The Constitution distinguishes between the states and the District of Columbia, and it authorized only the states to vote for the President, the Senate, and the House of Representatives. Therefore, the residents of the District of Columbia were not allowed to vote for the President or the Congress.
In 1961, the following constitutional amendment was thus necessary to enable the residents of the District of Columbia to vote for the President – but not for Senators or Representatives.
The District constituting the seat of Government of the United States shall appoint in such manner as Congress may direct:
A number of electors of President and Vice President equal to the whole number of Senators and Representatives in Congress to which the District would be entitled if it were a State, but in no event more than the least populous State; they shall be in addition to those appointed by the States, but they shall be considered, for the purposes of the election of President and Vice President, to be electors appointed by a State; and they shall meet in the District and perform such duties as provided by the twelfth article of amendment.

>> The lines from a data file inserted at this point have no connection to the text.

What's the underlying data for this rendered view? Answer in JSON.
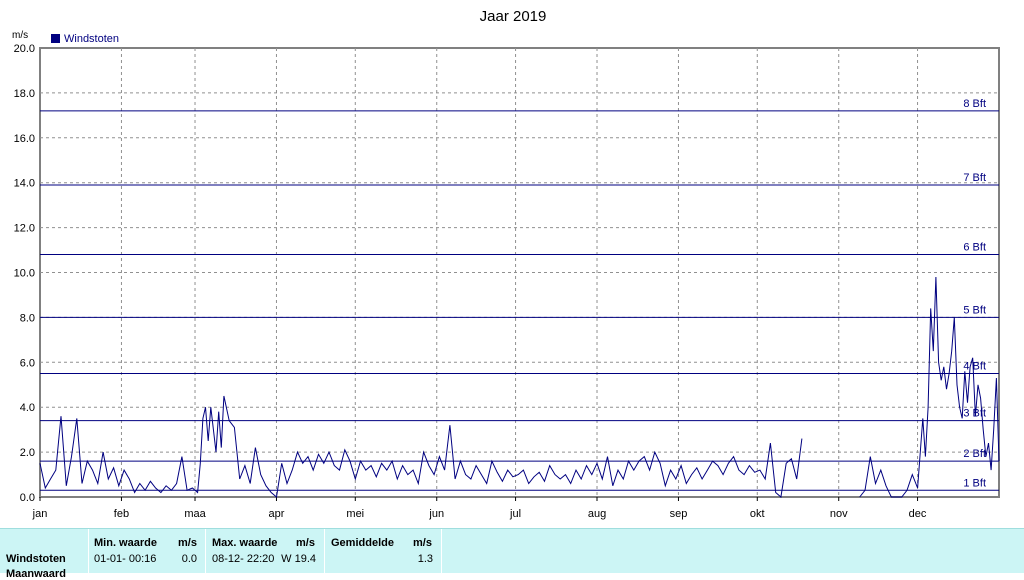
{
  "chart_data": {
    "type": "line",
    "title": "Jaar 2019",
    "ylabel": "m/s",
    "ylim": [
      0,
      20
    ],
    "yticks": [
      "0.0",
      "2.0",
      "4.0",
      "6.0",
      "8.0",
      "10.0",
      "12.0",
      "14.0",
      "16.0",
      "18.0",
      "20.0"
    ],
    "xlim": [
      0,
      365
    ],
    "months": [
      {
        "label": "jan",
        "day": 0
      },
      {
        "label": "feb",
        "day": 31
      },
      {
        "label": "maa",
        "day": 59
      },
      {
        "label": "apr",
        "day": 90
      },
      {
        "label": "mei",
        "day": 120
      },
      {
        "label": "jun",
        "day": 151
      },
      {
        "label": "jul",
        "day": 181
      },
      {
        "label": "aug",
        "day": 212
      },
      {
        "label": "sep",
        "day": 243
      },
      {
        "label": "okt",
        "day": 273
      },
      {
        "label": "nov",
        "day": 304
      },
      {
        "label": "dec",
        "day": 334
      }
    ],
    "grid": true,
    "legend_position": "top-left",
    "series": [
      {
        "name": "Windstoten",
        "color": "#000080",
        "segments": [
          {
            "x": [
              0,
              2,
              4,
              6,
              8,
              10,
              12,
              14,
              16,
              18,
              20,
              22,
              24,
              26,
              28,
              30,
              32,
              34,
              36,
              38,
              40,
              42,
              44,
              46,
              48,
              50,
              52,
              54,
              56,
              58,
              60,
              61,
              62,
              63,
              64,
              65,
              66,
              67,
              68,
              69,
              70,
              72,
              74,
              76,
              78,
              80,
              82,
              84,
              86,
              88,
              90,
              92,
              94,
              96,
              98,
              100,
              102,
              104,
              106,
              108,
              110,
              112,
              114,
              116,
              118,
              120,
              122,
              124,
              126,
              128,
              130,
              132,
              134,
              136,
              138,
              140,
              142,
              144,
              146,
              148,
              150,
              152,
              154,
              156,
              158,
              160,
              162,
              164,
              166,
              168,
              170,
              172,
              174,
              176,
              178,
              180,
              182,
              184,
              186,
              188,
              190,
              192,
              194,
              196,
              198,
              200,
              202,
              204,
              206,
              208,
              210,
              212,
              214,
              216,
              218,
              220,
              222,
              224,
              226,
              228,
              230,
              232,
              234,
              236,
              238,
              240,
              242,
              244,
              246,
              248,
              250,
              252,
              254,
              256,
              258,
              260,
              262,
              264,
              266,
              268,
              270,
              272,
              274,
              276,
              278,
              280,
              282,
              284,
              286,
              288,
              290
            ],
            "y": [
              1.5,
              0.4,
              0.8,
              1.2,
              3.6,
              0.5,
              1.8,
              3.5,
              0.6,
              1.6,
              1.2,
              0.6,
              2.0,
              0.8,
              1.3,
              0.5,
              1.2,
              0.8,
              0.2,
              0.6,
              0.3,
              0.7,
              0.4,
              0.2,
              0.5,
              0.3,
              0.6,
              1.8,
              0.3,
              0.4,
              0.2,
              1.5,
              3.5,
              4.0,
              2.5,
              4.0,
              3.0,
              2.0,
              3.8,
              2.2,
              4.5,
              3.4,
              3.1,
              0.8,
              1.4,
              0.6,
              2.2,
              1.0,
              0.5,
              0.2,
              0.0,
              1.5,
              0.6,
              1.2,
              2.0,
              1.5,
              1.8,
              1.2,
              1.9,
              1.5,
              2.0,
              1.4,
              1.2,
              2.1,
              1.6,
              0.8,
              1.6,
              1.2,
              1.4,
              0.9,
              1.5,
              1.2,
              1.6,
              0.8,
              1.4,
              1.0,
              1.2,
              0.6,
              2.0,
              1.4,
              1.0,
              1.8,
              1.2,
              3.2,
              0.8,
              1.6,
              1.0,
              0.8,
              1.4,
              1.0,
              0.6,
              1.6,
              1.1,
              0.7,
              1.2,
              0.9,
              1.0,
              1.2,
              0.6,
              0.9,
              1.1,
              0.7,
              1.4,
              1.0,
              0.8,
              1.0,
              0.6,
              1.2,
              0.8,
              1.4,
              1.0,
              1.5,
              0.8,
              1.8,
              0.5,
              1.2,
              0.8,
              1.6,
              1.2,
              1.6,
              1.8,
              1.2,
              2.0,
              1.5,
              0.5,
              1.2,
              0.8,
              1.4,
              0.6,
              1.0,
              1.3,
              0.8,
              1.2,
              1.6,
              1.4,
              1.0,
              1.5,
              1.8,
              1.2,
              1.0,
              1.4,
              1.1,
              1.2,
              0.8,
              2.4,
              0.2,
              0.0,
              1.5,
              1.7,
              0.8,
              2.6,
              1.0,
              0.2,
              0.3,
              0.0
            ]
          },
          {
            "x": [
              312,
              314,
              316,
              318,
              320,
              322,
              324,
              326,
              328,
              330,
              332,
              334,
              336,
              337,
              338,
              339,
              340,
              341,
              342,
              343,
              344,
              345,
              346,
              347,
              348,
              349,
              350,
              351,
              352,
              353,
              354,
              355,
              356,
              357,
              358,
              359,
              360,
              361,
              362,
              363,
              364,
              365
            ],
            "y": [
              0.0,
              0.3,
              1.8,
              0.6,
              1.2,
              0.5,
              0.0,
              0.0,
              0.0,
              0.3,
              1.0,
              0.4,
              3.5,
              1.8,
              4.0,
              8.4,
              6.5,
              9.8,
              6.0,
              5.2,
              5.8,
              4.8,
              5.5,
              6.5,
              8.0,
              5.0,
              4.0,
              3.5,
              5.6,
              4.2,
              5.8,
              6.2,
              3.6,
              5.0,
              4.4,
              3.0,
              1.8,
              2.4,
              1.2,
              3.0,
              5.3,
              1.6
            ]
          }
        ]
      }
    ],
    "reference_lines": [
      {
        "label": "1 Bft",
        "value": 0.3
      },
      {
        "label": "2 Bft",
        "value": 1.6
      },
      {
        "label": "3 Bft",
        "value": 3.4
      },
      {
        "label": "4 Bft",
        "value": 5.5
      },
      {
        "label": "5 Bft",
        "value": 8.0
      },
      {
        "label": "6 Bft",
        "value": 10.8
      },
      {
        "label": "7 Bft",
        "value": 13.9
      },
      {
        "label": "8 Bft",
        "value": 17.2
      }
    ]
  },
  "stats": {
    "row_label": "Windstoten",
    "row_label_2": "Maanwaard",
    "min": {
      "header": "Min. waarde",
      "unit": "m/s",
      "time": "01-01- 00:16",
      "value": "0.0"
    },
    "max": {
      "header": "Max. waarde",
      "unit": "m/s",
      "time": "08-12- 22:20",
      "value": "W 19.4"
    },
    "avg": {
      "header": "Gemiddelde",
      "unit": "m/s",
      "value": "1.3"
    }
  },
  "colors": {
    "series": "#000080",
    "panel_bg": "#ccf5f5",
    "plot_border": "#808080",
    "grid": "#808080"
  }
}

The reason that the Constitution prevented the residents of the District of Columbia from voting is because that would have been such an unhealthy conflict of interest.

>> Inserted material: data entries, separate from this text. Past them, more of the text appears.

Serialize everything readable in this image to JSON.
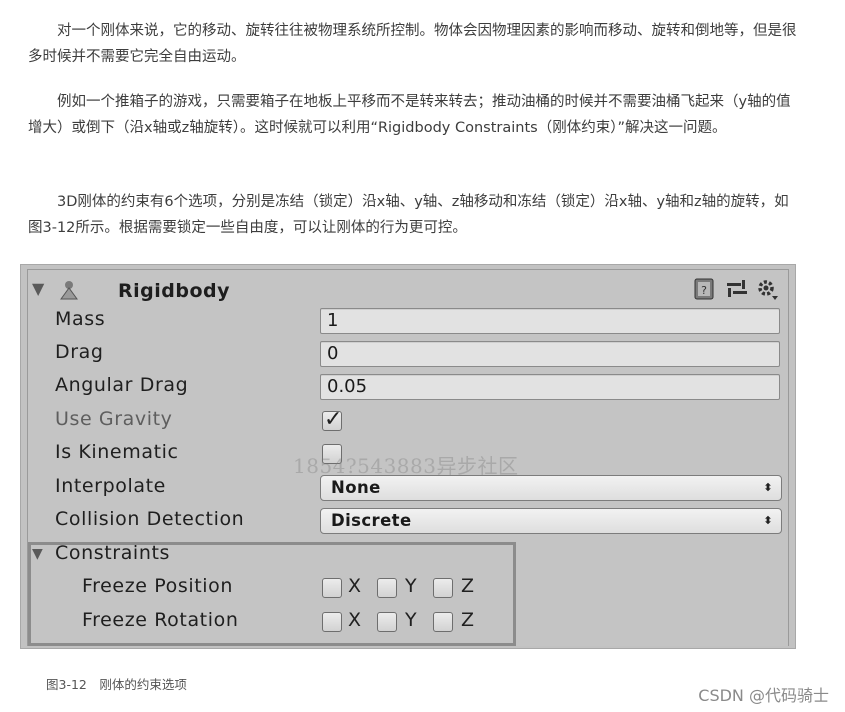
{
  "paragraphs": [
    "对一个刚体来说，它的移动、旋转往往被物理系统所控制。物体会因物理因素的影响而移动、旋转和倒地等，但是很多时候并不需要它完全自由运动。",
    "例如一个推箱子的游戏，只需要箱子在地板上平移而不是转来转去；推动油桶的时候并不需要油桶飞起来（y轴的值增大）或倒下（沿x轴或z轴旋转）。这时候就可以利用“Rigidbody Constraints（刚体约束）”解决这一问题。",
    "3D刚体的约束有6个选项，分别是冻结（锁定）沿x轴、y轴、z轴移动和冻结（锁定）沿x轴、y轴和z轴的旋转，如图3-12所示。根据需要锁定一些自由度，可以让刚体的行为更可控。"
  ],
  "inspector": {
    "component_title": "Rigidbody",
    "fold_glyph": "▼",
    "fields": {
      "mass": {
        "label": "Mass",
        "value": "1"
      },
      "drag": {
        "label": "Drag",
        "value": "0"
      },
      "angular_drag": {
        "label": "Angular Drag",
        "value": "0.05"
      },
      "use_gravity": {
        "label": "Use Gravity",
        "checked": true
      },
      "is_kinematic": {
        "label": "Is Kinematic",
        "checked": false
      },
      "interpolate": {
        "label": "Interpolate",
        "value": "None"
      },
      "collision_detection": {
        "label": "Collision Detection",
        "value": "Discrete"
      }
    },
    "constraints": {
      "label": "Constraints",
      "freeze_position": {
        "label": "Freeze Position",
        "axes": [
          "X",
          "Y",
          "Z"
        ]
      },
      "freeze_rotation": {
        "label": "Freeze Rotation",
        "axes": [
          "X",
          "Y",
          "Z"
        ]
      }
    },
    "dropdown_arrow": "⬍",
    "check_glyph": "✓"
  },
  "watermark": "1854?543883异步社区",
  "caption": "图3-12　刚体的约束选项",
  "credit": "CSDN @代码骑士"
}
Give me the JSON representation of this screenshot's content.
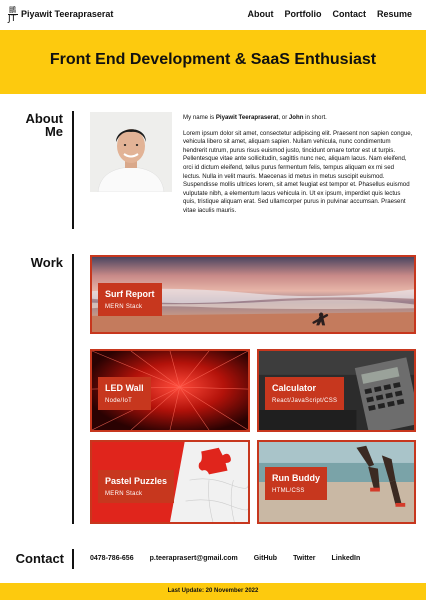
{
  "header": {
    "logo_top": "鵬",
    "logo_bottom": "JT",
    "name": "Piyawit Teerapraserat",
    "nav": [
      "About",
      "Portfolio",
      "Contact",
      "Resume"
    ]
  },
  "hero": {
    "title": "Front End Development & SaaS Enthusiast"
  },
  "about": {
    "title_line1": "About",
    "title_line2": "Me",
    "intro_prefix": "My name is ",
    "intro_name": "Piyawit Teerapraserat",
    "intro_mid": ", or ",
    "intro_nick": "John",
    "intro_suffix": " in short.",
    "body": "Lorem ipsum dolor sit amet, consectetur adipiscing elit. Praesent non sapien congue, vehicula libero sit amet, aliquam sapien. Nullam vehicula, nunc condimentum hendrerit rutrum, purus risus euismod justo, tincidunt ornare tortor est ut turpis. Pellentesque vitae ante sollicitudin, sagittis nunc nec, aliquam lacus. Nam eleifend, orci id dictum eleifend, tellus purus fermentum felis, tempus aliquam ex mi sed lectus. Nulla in velit mauris. Maecenas id metus in metus suscipit euismod. Suspendisse mollis ultrices lorem, sit amet feugiat est tempor et. Phasellus euismod vulputate nibh, a elementum lacus vehicula in. Ut ex ipsum, imperdiet quis lectus quis, tristique aliquam erat. Sed ullamcorper purus in pulvinar accumsan. Praesent vitae iaculis mauris."
  },
  "work": {
    "title": "Work",
    "projects": [
      {
        "title": "Surf Report",
        "stack": "MERN Stack"
      },
      {
        "title": "LED Wall",
        "stack": "Node/IoT"
      },
      {
        "title": "Calculator",
        "stack": "React/JavaScript/CSS"
      },
      {
        "title": "Pastel Puzzles",
        "stack": "MERN Stack"
      },
      {
        "title": "Run Buddy",
        "stack": "HTML/CSS"
      }
    ]
  },
  "contact": {
    "title": "Contact",
    "items": [
      "0478-786-656",
      "p.teeraprasert@gmail.com",
      "GitHub",
      "Twitter",
      "LinkedIn"
    ]
  },
  "footer": {
    "text": "Last Update: 20 November 2022"
  },
  "colors": {
    "accent_yellow": "#fdca0e",
    "tile_red": "#c7371e"
  }
}
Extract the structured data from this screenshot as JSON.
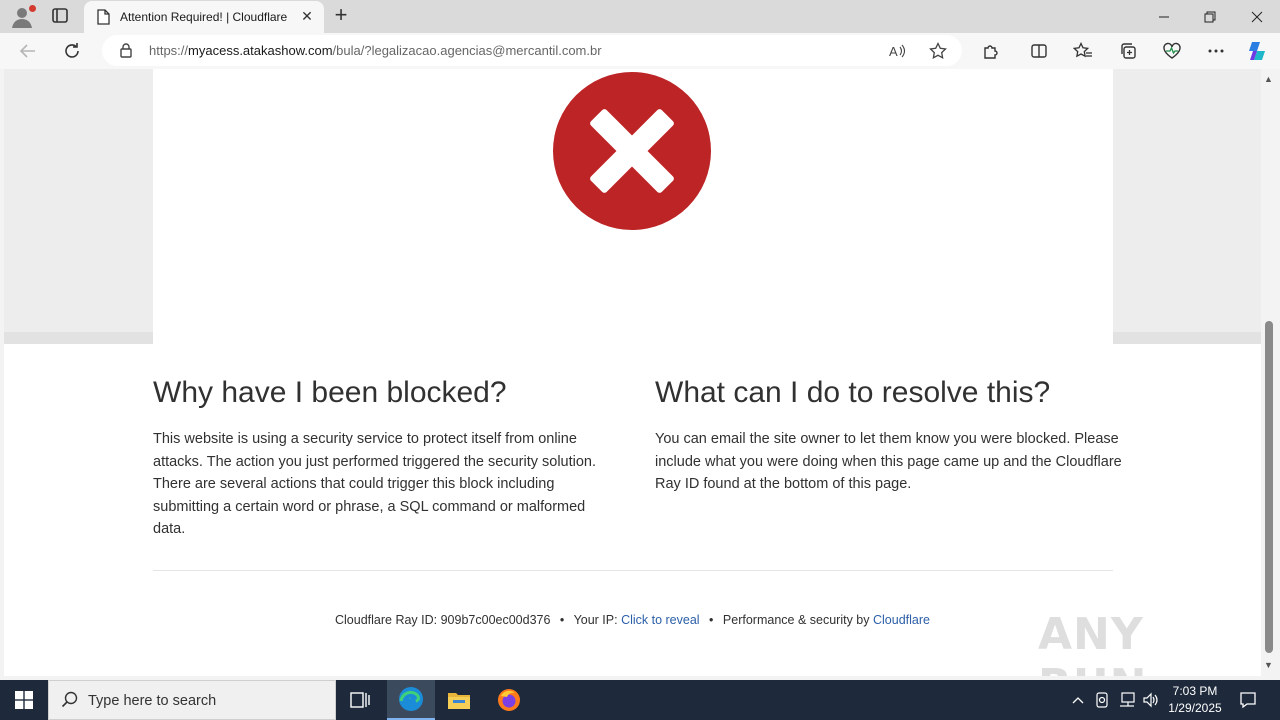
{
  "browser": {
    "tab_title": "Attention Required! | Cloudflare",
    "url_host": "myacess.atakashow.com",
    "url_path": "/bula/?legalizacao.agencias@mercantil.com.br",
    "url_scheme": "https://",
    "icons": {
      "profile": "profile-icon",
      "tab_actions": "tab-actions-icon",
      "back": "back-arrow-icon",
      "refresh": "refresh-icon",
      "lock": "lock-icon",
      "read_aloud": "read-aloud-icon",
      "favorite": "star-icon",
      "extensions": "puzzle-icon",
      "split_screen": "split-screen-icon",
      "favorites": "favorites-icon",
      "collections": "collections-icon",
      "performance": "heart-pulse-icon",
      "menu": "ellipsis-icon",
      "copilot": "copilot-icon"
    }
  },
  "page": {
    "left_heading": "Why have I been blocked?",
    "left_body": "This website is using a security service to protect itself from online attacks. The action you just performed triggered the security solution. There are several actions that could trigger this block including submitting a certain word or phrase, a SQL command or malformed data.",
    "right_heading": "What can I do to resolve this?",
    "right_body": "You can email the site owner to let them know you were blocked. Please include what you were doing when this page came up and the Cloudflare Ray ID found at the bottom of this page.",
    "footer": {
      "ray_label": "Cloudflare Ray ID:",
      "ray_id": "909b7c00ec00d376",
      "ip_label": "Your IP:",
      "ip_link": "Click to reveal",
      "perf_label": "Performance & security by",
      "cloudflare_link": "Cloudflare",
      "bullet": "•"
    },
    "watermark": "ANY RUN",
    "colors": {
      "error_red": "#bd2426",
      "link_blue": "#2c5fa8"
    }
  },
  "taskbar": {
    "search_placeholder": "Type here to search",
    "time": "7:03 PM",
    "date": "1/29/2025",
    "apps": [
      "task-view-icon",
      "edge-icon",
      "file-explorer-icon",
      "firefox-icon"
    ]
  }
}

The intent was clear, but the mechanism was clumsy and inadequate for the leviathan that is government today, so why not amend the Constitution to let the residents of DC vote, while removing unhealthy conflicts of interest?
Such an honest voter amendment could lead to very small numbers of voters in some places like the District of Columbia, so let’s also fix the electoral college while we’re at it.
The Honest Voter Amendment:
Only an individual human being may vote.
One may not vote while one voluntarily seeks employment with the government, loans money to the government, borrows from the government, receives a check from the government, or works for a business that sells goods or services to the government.
No American citizen shall be compelled to serve the government, loan money to the government, borrow from government, or work for any business.
A state or district whose proportion of the nation’s eligible voters is less than one half of one percent shall have no Senators. A state or district whose proportion of the nation’s eligible voters is equal to or greater than one half of one percent, but less than 1 percent, shall have one Senator.